As you can see these stocks had an average of 28 hedge funds with bullish positions and the average amount invested in these stocks was $517 million. That figure was $623 million in WU’s case. Crown Holdings, Inc. (NYSE:CCK) is the most popular stock in this table. On the other hand Dr. Reddy’s Laboratories Limited (NYSE:RDY) is the least popular one with only 12 bullish hedge fund positions. The Western Union Company (NYSE:WU) is not the most popular stock in this group but hedge fund interest is still above average. Our overall hedge fund sentiment score for WU is 63.2. Stocks with higher number of hedge fund positions relative to other stocks as well as relative to their historical range receive a higher sentiment score. This is a slightly positive signal but we’d rather spend our time researching stocks that hedge funds are piling on.
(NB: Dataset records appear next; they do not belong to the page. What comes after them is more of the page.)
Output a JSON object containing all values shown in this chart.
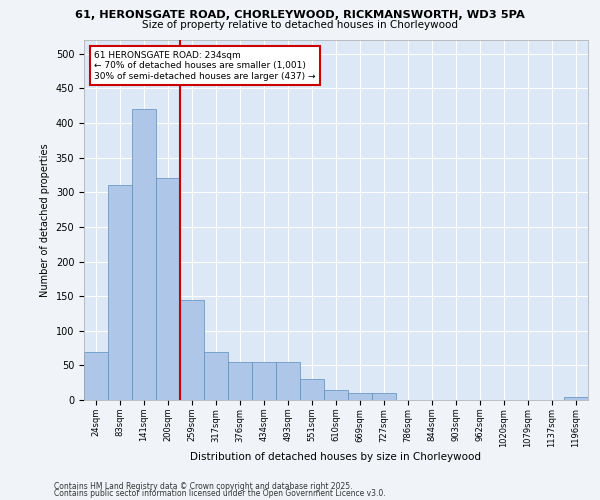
{
  "title_line1": "61, HERONSGATE ROAD, CHORLEYWOOD, RICKMANSWORTH, WD3 5PA",
  "title_line2": "Size of property relative to detached houses in Chorleywood",
  "xlabel": "Distribution of detached houses by size in Chorleywood",
  "ylabel": "Number of detached properties",
  "categories": [
    "24sqm",
    "83sqm",
    "141sqm",
    "200sqm",
    "259sqm",
    "317sqm",
    "376sqm",
    "434sqm",
    "493sqm",
    "551sqm",
    "610sqm",
    "669sqm",
    "727sqm",
    "786sqm",
    "844sqm",
    "903sqm",
    "962sqm",
    "1020sqm",
    "1079sqm",
    "1137sqm",
    "1196sqm"
  ],
  "values": [
    70,
    310,
    420,
    320,
    145,
    70,
    55,
    55,
    55,
    30,
    15,
    10,
    10,
    0,
    0,
    0,
    0,
    0,
    0,
    0,
    5
  ],
  "bar_color": "#aec6e8",
  "bar_edge_color": "#5a8fc0",
  "vline_color": "#cc0000",
  "vline_x": 3.5,
  "annotation_text": "61 HERONSGATE ROAD: 234sqm\n← 70% of detached houses are smaller (1,001)\n30% of semi-detached houses are larger (437) →",
  "annotation_box_color": "#ffffff",
  "annotation_box_edge": "#cc0000",
  "ylim": [
    0,
    520
  ],
  "yticks": [
    0,
    50,
    100,
    150,
    200,
    250,
    300,
    350,
    400,
    450,
    500
  ],
  "background_color": "#dce8f5",
  "grid_color": "#ffffff",
  "fig_background": "#f0f4f8",
  "footer_line1": "Contains HM Land Registry data © Crown copyright and database right 2025.",
  "footer_line2": "Contains public sector information licensed under the Open Government Licence v3.0."
}
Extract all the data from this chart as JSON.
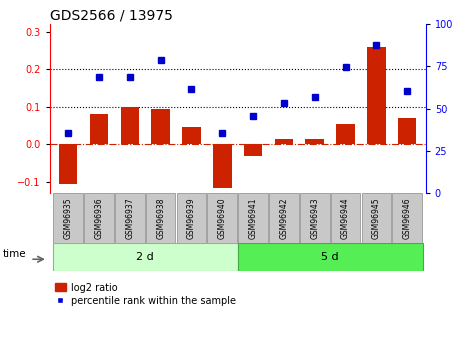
{
  "title": "GDS2566 / 13975",
  "samples": [
    "GSM96935",
    "GSM96936",
    "GSM96937",
    "GSM96938",
    "GSM96939",
    "GSM96940",
    "GSM96941",
    "GSM96942",
    "GSM96943",
    "GSM96944",
    "GSM96945",
    "GSM96946"
  ],
  "log2_ratio": [
    -0.105,
    0.08,
    0.1,
    0.095,
    0.045,
    -0.115,
    -0.03,
    0.015,
    0.015,
    0.055,
    0.26,
    0.07
  ],
  "percentile_rank": [
    0.03,
    0.18,
    0.18,
    0.225,
    0.148,
    0.03,
    0.075,
    0.11,
    0.125,
    0.205,
    0.265,
    0.142
  ],
  "group1_label": "2 d",
  "group2_label": "5 d",
  "group1_indices": [
    0,
    1,
    2,
    3,
    4,
    5
  ],
  "group2_indices": [
    6,
    7,
    8,
    9,
    10,
    11
  ],
  "bar_color": "#CC2200",
  "marker_color": "#0000CC",
  "group1_bg": "#CCFFCC",
  "group2_bg": "#55EE55",
  "label_bg": "#C8C8C8",
  "ylim_left": [
    -0.13,
    0.32
  ],
  "ylim_right": [
    0,
    100
  ],
  "yticks_left": [
    -0.1,
    0.0,
    0.1,
    0.2,
    0.3
  ],
  "yticks_right": [
    0,
    25,
    50,
    75,
    100
  ],
  "hlines": [
    0.1,
    0.2
  ],
  "legend_log2": "log2 ratio",
  "legend_pct": "percentile rank within the sample",
  "time_label": "time",
  "title_fontsize": 10,
  "tick_fontsize": 7,
  "label_fontsize": 8
}
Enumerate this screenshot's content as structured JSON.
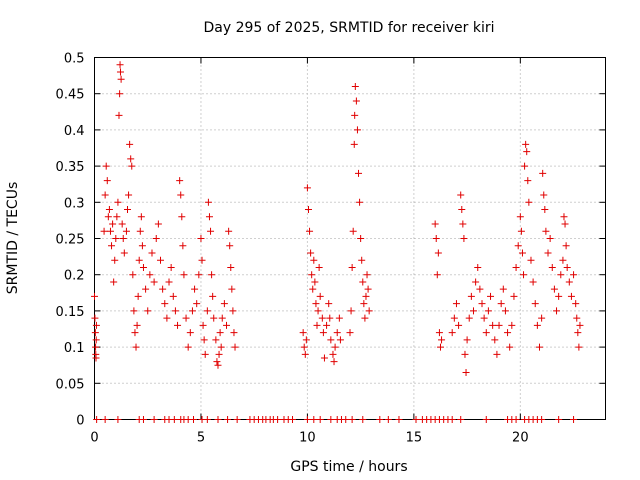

Our calculations showed that top 10 most popular stocks among hedge funds returned 41.4% in 2019 and outperformed the S&P 500 ETF (SPY) by 10.1 percentage points. These stocks gained 33% in 2020 through the end of August and beat the market by 23.2 percentage points. Unfortunately WU wasn’t nearly as popular as these 10 stocks and hedge funds that were betting on WU were disappointed as the stock returned 9.1% during the same time period and underperformed the market. If you are interested in investing in large cap stocks with huge upside potential, you should check out the top 10 most popular stocks among hedge funds as many of these stocks already outperformed the market so far this year.